Like Mathews, Schmidt had over 20 home runs in 14 consecutive seasons, and was a better offensive player than his .267 career batting average lets on.
Offensively, one of the most explosive third basemen in history. Defensively, one of the best third basemen in history.
What else can we say?
1. John McGraw (1890s) B Defensively
His .466 career on-base percentage is third all time, behind only Babe Ruth and Ted Williams, first all time for a third baseman.
McGraw had at least a .420 on-base percentage in 12 consecutive seasons, and his .547 on-base percentage in 1899 still ranks as the fourth best single season OBP in the history of MLB.
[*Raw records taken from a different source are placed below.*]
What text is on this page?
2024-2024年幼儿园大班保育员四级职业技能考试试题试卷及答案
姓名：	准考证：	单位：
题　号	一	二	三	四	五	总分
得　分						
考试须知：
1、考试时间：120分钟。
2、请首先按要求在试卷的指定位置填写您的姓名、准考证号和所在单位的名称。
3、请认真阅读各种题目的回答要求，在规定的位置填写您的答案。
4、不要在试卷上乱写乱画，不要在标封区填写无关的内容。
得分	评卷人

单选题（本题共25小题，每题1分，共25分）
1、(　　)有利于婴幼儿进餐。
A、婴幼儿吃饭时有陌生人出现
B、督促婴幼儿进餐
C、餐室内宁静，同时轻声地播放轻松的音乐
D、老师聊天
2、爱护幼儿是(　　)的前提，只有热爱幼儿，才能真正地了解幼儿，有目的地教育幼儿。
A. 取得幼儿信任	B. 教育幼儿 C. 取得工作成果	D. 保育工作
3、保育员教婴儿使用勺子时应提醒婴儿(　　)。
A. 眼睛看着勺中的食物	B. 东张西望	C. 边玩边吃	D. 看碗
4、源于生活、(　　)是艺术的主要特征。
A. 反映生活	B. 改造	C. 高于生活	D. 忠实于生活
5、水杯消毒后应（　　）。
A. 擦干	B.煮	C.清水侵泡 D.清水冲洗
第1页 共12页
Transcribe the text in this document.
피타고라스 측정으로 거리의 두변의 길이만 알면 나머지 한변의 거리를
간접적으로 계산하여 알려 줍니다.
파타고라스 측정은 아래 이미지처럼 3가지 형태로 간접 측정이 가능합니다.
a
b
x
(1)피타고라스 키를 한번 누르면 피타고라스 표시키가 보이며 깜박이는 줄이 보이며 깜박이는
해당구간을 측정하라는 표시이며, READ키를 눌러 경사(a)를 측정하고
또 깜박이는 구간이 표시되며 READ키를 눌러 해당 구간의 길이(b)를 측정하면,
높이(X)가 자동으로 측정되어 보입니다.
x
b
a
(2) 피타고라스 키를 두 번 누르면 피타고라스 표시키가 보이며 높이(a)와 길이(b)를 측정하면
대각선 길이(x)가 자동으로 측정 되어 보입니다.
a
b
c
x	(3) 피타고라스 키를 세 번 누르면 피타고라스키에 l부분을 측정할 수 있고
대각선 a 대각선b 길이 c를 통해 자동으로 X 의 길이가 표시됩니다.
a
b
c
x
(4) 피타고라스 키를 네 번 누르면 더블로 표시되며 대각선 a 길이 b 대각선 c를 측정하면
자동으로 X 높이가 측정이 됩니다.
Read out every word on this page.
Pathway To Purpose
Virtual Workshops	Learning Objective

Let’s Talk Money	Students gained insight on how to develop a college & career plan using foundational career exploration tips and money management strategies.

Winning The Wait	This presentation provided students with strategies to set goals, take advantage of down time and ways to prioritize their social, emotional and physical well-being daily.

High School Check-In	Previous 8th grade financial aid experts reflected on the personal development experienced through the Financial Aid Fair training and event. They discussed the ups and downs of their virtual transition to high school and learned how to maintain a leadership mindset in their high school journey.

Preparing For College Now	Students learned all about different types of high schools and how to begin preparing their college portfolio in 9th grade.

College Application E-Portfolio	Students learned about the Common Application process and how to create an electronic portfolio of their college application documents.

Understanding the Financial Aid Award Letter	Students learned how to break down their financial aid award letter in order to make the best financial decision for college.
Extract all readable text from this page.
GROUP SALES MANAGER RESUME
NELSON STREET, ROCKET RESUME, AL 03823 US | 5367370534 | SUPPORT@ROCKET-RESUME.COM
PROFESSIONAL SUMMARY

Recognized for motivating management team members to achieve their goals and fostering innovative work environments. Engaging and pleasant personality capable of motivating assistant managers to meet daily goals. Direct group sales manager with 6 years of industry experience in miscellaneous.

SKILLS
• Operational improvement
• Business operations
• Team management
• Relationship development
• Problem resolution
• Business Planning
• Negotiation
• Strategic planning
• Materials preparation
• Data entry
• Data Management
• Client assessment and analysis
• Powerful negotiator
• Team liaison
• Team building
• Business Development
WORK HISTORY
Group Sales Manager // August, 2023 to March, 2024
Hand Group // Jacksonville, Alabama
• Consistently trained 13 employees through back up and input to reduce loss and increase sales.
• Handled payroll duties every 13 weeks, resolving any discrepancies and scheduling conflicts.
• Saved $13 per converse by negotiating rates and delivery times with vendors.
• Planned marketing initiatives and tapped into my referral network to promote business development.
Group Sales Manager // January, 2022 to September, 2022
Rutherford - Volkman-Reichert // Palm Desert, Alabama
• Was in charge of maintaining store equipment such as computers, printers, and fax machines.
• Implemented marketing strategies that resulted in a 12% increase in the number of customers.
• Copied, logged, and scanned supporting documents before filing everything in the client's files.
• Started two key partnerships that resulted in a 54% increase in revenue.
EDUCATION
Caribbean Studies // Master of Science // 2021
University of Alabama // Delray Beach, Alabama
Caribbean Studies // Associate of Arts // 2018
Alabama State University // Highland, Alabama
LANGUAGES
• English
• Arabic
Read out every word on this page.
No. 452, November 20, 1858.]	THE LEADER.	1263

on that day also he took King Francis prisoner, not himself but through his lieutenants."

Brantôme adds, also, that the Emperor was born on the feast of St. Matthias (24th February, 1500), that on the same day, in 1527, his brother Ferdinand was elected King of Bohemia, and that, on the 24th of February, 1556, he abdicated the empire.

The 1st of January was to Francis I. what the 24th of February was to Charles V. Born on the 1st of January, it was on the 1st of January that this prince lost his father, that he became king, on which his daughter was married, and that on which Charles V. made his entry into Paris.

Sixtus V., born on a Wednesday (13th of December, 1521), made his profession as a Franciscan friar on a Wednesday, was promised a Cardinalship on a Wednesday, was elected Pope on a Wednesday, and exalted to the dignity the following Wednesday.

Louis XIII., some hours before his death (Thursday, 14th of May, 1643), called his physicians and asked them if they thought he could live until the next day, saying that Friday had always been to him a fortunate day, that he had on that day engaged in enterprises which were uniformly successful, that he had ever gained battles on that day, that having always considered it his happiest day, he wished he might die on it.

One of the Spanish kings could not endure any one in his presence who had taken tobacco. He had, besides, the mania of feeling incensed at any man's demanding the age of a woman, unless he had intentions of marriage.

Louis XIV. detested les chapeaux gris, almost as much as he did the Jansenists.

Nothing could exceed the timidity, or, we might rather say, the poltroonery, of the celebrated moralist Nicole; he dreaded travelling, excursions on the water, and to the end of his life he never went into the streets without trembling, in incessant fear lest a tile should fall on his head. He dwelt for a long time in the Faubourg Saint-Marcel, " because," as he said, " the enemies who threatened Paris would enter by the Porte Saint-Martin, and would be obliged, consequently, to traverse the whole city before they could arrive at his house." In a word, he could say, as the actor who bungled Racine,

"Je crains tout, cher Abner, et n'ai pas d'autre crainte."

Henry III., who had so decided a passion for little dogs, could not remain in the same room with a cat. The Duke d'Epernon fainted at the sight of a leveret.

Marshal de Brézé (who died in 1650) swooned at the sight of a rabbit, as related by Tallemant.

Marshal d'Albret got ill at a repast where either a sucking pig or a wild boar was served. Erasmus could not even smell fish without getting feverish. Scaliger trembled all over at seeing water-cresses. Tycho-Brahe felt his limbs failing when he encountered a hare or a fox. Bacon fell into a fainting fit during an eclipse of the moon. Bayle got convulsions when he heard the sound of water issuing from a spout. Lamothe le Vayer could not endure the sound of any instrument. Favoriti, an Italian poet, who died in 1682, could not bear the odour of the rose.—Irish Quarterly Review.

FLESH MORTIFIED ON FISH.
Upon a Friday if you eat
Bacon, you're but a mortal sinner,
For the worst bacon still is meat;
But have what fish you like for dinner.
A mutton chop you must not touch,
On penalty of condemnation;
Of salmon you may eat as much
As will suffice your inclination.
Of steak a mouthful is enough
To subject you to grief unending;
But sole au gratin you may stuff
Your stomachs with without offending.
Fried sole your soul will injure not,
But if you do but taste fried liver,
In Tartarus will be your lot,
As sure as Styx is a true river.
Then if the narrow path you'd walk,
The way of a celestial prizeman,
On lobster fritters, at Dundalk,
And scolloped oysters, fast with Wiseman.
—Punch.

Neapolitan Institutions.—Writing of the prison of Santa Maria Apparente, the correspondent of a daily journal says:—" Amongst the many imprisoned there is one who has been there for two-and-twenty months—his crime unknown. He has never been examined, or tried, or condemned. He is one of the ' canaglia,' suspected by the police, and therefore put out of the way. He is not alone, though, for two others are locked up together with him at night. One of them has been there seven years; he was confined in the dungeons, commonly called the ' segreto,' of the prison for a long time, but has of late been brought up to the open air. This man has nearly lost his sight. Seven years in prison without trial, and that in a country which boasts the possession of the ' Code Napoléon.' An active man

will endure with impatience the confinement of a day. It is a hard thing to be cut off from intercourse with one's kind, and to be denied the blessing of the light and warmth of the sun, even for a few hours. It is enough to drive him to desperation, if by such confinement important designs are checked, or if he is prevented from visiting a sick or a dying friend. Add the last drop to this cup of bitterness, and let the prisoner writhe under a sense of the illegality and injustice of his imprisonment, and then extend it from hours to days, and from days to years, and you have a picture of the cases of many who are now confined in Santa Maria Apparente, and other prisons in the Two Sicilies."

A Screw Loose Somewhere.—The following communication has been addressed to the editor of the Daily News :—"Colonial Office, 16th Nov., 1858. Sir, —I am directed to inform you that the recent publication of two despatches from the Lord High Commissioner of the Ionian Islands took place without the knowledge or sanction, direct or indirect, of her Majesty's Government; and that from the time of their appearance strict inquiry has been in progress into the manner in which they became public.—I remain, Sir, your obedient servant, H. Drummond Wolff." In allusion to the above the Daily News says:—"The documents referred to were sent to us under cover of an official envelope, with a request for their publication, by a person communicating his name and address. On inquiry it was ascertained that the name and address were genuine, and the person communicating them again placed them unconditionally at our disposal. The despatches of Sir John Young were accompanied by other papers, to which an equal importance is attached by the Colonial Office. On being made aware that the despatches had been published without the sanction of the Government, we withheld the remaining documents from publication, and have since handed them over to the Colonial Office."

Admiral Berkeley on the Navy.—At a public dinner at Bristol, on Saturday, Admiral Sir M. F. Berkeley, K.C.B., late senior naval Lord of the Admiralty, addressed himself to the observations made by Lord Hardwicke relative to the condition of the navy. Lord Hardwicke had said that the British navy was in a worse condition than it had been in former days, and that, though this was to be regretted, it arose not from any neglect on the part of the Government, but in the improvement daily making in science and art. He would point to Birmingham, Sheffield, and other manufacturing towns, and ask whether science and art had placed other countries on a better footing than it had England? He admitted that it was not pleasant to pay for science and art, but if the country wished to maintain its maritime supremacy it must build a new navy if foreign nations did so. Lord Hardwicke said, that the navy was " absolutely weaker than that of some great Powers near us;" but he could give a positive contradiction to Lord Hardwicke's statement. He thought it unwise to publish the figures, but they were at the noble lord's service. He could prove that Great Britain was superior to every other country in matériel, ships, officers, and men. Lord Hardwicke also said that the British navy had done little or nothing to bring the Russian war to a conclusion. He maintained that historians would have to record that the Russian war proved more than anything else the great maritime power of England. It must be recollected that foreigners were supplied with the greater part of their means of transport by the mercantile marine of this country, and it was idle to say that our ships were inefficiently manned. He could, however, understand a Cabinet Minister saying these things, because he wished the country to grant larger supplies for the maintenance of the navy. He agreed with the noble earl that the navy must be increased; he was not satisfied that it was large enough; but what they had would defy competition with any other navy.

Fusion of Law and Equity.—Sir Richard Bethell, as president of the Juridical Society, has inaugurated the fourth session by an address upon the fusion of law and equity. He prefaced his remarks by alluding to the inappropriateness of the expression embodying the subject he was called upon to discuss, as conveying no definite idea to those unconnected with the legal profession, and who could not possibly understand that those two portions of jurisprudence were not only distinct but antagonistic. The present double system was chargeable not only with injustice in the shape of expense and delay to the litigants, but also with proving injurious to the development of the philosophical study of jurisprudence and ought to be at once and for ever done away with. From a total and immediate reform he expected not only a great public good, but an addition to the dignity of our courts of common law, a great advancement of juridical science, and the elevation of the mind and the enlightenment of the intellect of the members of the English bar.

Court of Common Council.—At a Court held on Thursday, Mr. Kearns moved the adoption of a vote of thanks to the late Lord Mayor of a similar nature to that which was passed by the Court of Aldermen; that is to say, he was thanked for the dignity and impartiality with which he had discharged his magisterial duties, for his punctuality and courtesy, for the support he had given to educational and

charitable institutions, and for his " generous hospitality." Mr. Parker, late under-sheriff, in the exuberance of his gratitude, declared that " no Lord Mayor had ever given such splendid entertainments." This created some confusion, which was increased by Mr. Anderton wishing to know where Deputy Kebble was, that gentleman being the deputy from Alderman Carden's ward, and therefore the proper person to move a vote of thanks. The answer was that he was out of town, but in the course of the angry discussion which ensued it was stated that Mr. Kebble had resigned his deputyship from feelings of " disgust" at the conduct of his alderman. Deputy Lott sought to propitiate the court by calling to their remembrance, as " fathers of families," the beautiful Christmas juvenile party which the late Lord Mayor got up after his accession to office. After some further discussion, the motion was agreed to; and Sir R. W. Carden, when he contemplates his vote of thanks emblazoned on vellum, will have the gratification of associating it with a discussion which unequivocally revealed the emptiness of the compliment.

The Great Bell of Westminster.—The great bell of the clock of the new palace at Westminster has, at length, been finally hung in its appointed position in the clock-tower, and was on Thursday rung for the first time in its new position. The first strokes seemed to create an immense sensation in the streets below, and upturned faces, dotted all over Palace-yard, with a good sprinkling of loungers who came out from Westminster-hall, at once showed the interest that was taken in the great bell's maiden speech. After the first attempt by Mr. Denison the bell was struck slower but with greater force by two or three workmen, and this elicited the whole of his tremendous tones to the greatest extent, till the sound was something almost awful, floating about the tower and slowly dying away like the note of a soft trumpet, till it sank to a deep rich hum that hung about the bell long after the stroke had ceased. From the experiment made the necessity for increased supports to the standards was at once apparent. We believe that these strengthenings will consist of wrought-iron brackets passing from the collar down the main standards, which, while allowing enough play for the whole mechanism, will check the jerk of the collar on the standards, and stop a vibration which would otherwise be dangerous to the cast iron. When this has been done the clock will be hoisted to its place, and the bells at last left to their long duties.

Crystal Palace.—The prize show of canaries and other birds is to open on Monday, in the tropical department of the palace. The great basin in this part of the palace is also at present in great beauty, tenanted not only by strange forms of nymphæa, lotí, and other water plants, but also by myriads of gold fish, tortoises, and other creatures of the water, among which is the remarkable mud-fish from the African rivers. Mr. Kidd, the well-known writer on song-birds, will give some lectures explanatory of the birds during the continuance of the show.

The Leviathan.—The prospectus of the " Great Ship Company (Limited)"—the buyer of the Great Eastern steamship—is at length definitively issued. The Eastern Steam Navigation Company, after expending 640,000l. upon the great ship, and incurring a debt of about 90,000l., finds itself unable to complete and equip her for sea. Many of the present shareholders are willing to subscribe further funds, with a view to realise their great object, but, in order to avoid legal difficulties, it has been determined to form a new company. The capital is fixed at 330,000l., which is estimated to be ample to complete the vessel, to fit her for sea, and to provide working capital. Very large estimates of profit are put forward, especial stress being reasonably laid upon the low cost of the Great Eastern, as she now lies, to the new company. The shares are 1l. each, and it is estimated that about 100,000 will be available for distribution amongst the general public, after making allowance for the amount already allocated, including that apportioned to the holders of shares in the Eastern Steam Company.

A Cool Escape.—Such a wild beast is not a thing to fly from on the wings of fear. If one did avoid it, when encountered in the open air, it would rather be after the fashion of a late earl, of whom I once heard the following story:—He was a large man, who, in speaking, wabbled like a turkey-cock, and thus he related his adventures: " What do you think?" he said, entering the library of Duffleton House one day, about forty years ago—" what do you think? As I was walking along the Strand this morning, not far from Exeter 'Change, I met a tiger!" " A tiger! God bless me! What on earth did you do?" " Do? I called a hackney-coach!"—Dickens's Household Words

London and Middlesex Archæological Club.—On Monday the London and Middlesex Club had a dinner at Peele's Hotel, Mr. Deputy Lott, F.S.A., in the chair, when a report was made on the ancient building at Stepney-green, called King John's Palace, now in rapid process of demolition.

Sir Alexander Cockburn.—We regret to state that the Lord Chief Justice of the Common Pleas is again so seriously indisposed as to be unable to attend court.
It was a record that stood for over 40 years, until Ted Williams broke it in 1941.
McGraw is seventh all time in stolen bases, first all time for a third baseman. He's also fourth all time in runs per at-bats among all players.
His .334 career batting average is first all time for a third baseman, and he had a batting average over .320 in nine consecutive seasons.
Probably the best offensive third baseman in history, McGraw belongs in the Hall of Fame. However, he only played in about 1,100 games, a fairly short career, and because of that he is sometimes rated as low as 15-20 on all-time third basemen lists.
But his short career is the only reason he is sometimes underrated.
When you unblur history and put less of a weight on length of career, McGraw clearly becomes the best third baseman of all time.
He was also one of the best managers in MLB history and a heck of a defensive player.
There it is, history unblurred. The way it really was.